Lars Lindstrom: [Lars looks around the sewing circle. The three ladies are knitting and doing needlepoint] Um, is there something I should be doing right now?
Mrs. Gruner: No, dear. You eat.
Sewing Circle Lady 2 : We came over to sit.
Sewing Circle Lady 3 : That's what people do when tragedy strikes.
Sewing Circle Lady 2 : They come over, and sit.

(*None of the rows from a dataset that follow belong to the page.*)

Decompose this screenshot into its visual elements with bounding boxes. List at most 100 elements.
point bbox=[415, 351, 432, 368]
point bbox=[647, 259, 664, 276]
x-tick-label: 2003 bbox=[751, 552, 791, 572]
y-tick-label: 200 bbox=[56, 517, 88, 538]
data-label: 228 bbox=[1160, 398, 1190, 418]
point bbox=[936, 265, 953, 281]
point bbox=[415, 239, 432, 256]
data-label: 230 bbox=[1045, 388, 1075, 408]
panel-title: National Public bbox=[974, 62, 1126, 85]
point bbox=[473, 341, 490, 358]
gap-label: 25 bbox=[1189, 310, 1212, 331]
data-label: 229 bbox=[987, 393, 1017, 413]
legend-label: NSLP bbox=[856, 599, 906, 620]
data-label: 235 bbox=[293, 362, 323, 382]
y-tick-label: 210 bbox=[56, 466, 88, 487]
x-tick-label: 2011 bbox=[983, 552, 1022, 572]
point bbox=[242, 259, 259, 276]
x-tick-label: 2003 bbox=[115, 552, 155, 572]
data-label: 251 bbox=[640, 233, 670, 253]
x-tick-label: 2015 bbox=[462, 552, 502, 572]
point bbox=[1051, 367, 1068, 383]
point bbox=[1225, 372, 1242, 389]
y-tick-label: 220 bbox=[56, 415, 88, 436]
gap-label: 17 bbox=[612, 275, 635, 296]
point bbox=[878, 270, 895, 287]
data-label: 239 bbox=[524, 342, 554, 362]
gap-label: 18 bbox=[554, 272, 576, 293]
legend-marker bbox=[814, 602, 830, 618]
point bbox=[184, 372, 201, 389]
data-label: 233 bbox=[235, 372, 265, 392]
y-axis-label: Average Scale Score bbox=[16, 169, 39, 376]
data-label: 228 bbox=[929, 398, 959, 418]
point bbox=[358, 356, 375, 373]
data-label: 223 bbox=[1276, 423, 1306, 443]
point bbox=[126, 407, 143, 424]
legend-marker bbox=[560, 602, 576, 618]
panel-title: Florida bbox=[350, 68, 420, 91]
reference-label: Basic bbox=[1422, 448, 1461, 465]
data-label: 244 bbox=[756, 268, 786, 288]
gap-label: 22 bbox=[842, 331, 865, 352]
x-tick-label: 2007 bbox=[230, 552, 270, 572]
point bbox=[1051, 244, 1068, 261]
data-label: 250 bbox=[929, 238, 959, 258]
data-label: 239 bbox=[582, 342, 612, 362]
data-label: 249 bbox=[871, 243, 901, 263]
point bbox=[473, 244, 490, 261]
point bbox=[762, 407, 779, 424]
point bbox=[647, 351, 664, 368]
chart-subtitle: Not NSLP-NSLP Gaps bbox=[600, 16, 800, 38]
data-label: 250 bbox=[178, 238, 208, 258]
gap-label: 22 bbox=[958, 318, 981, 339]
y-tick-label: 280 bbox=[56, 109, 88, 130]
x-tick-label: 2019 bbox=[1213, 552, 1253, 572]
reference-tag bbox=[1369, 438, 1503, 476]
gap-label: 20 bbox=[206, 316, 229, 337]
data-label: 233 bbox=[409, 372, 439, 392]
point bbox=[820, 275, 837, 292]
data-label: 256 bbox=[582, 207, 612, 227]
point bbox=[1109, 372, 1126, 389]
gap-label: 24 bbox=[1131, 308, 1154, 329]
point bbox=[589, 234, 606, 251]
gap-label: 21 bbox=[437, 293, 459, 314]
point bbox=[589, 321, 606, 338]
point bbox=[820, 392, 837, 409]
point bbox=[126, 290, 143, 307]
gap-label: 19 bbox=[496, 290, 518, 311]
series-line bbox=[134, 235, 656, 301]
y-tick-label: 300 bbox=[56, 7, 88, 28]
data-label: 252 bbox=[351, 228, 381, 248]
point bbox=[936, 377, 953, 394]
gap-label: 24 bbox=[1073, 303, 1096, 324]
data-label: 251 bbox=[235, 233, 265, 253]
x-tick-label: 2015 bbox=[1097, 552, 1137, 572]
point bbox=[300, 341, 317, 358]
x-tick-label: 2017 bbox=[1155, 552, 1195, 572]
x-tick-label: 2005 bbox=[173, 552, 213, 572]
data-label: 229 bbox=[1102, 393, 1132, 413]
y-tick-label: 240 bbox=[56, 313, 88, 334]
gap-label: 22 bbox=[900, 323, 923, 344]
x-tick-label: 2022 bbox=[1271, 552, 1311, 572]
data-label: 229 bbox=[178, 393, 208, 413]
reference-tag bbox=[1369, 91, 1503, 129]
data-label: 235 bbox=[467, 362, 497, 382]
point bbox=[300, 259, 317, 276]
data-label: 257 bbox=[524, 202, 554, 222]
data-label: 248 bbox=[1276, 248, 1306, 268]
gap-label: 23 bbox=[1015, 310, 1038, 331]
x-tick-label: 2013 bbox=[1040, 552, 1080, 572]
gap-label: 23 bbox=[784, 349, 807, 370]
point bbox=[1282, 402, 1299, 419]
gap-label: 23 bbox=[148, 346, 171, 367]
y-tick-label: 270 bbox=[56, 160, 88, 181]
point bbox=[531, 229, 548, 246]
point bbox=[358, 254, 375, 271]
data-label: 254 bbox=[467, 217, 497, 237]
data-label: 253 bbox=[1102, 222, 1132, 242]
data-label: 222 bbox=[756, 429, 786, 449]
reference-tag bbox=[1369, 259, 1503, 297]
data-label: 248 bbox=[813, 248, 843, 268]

Henri Nouwen's Latin American Journal:

"There is one more thing I want you to do," said Ann, when the people had left the church. "There is a lady here who lost her only son of sixteen years last month. His name was Walter. She wants you to go to the cemetery with her, pray with her, and bless the grave." I found the woman sitting on a bench in the village square. As I touched her, she started to cry bitterly. It was a sad story. Last month, Walter went to Cochabamba with a truck loaded with produce and people. As usual, the younger boys were standing on the running board of the truck holding onto the door. At one point, Walter lost his balance and fell from the truck without the driver noticing. He fell beneath the wheels and was crushed by the back tires of the truck. They took him in the truck in the hope of reaching the hospital in Cochabamba in time, but he died on the way. 

Ann and I drove with Walter's mother in the jeep to the small cemetery behind the hospital. There we found the little niche where Walter's body was laid. We prayed and I sprinkled the place with holy water and we cried. "He was my only son, and he was such a good boy," his mother said with tears in her eyes. Ann told me how helpful Walter had been in the parish and how everyone was shocked by his death.

I couldn't keep my eyes from the woman's face, a gentle and deep face that had known much suffering. She had given birth to eight children: seven girls and Walter. When I stood in front of the grave I had a feeling of powerlessness and strong desire to call Walter back to life. "Why can't I give Walter back to his mother?" I asked myself. But then I realized that my ministry lay  more in powerlessness than in power; I could give her only my tears."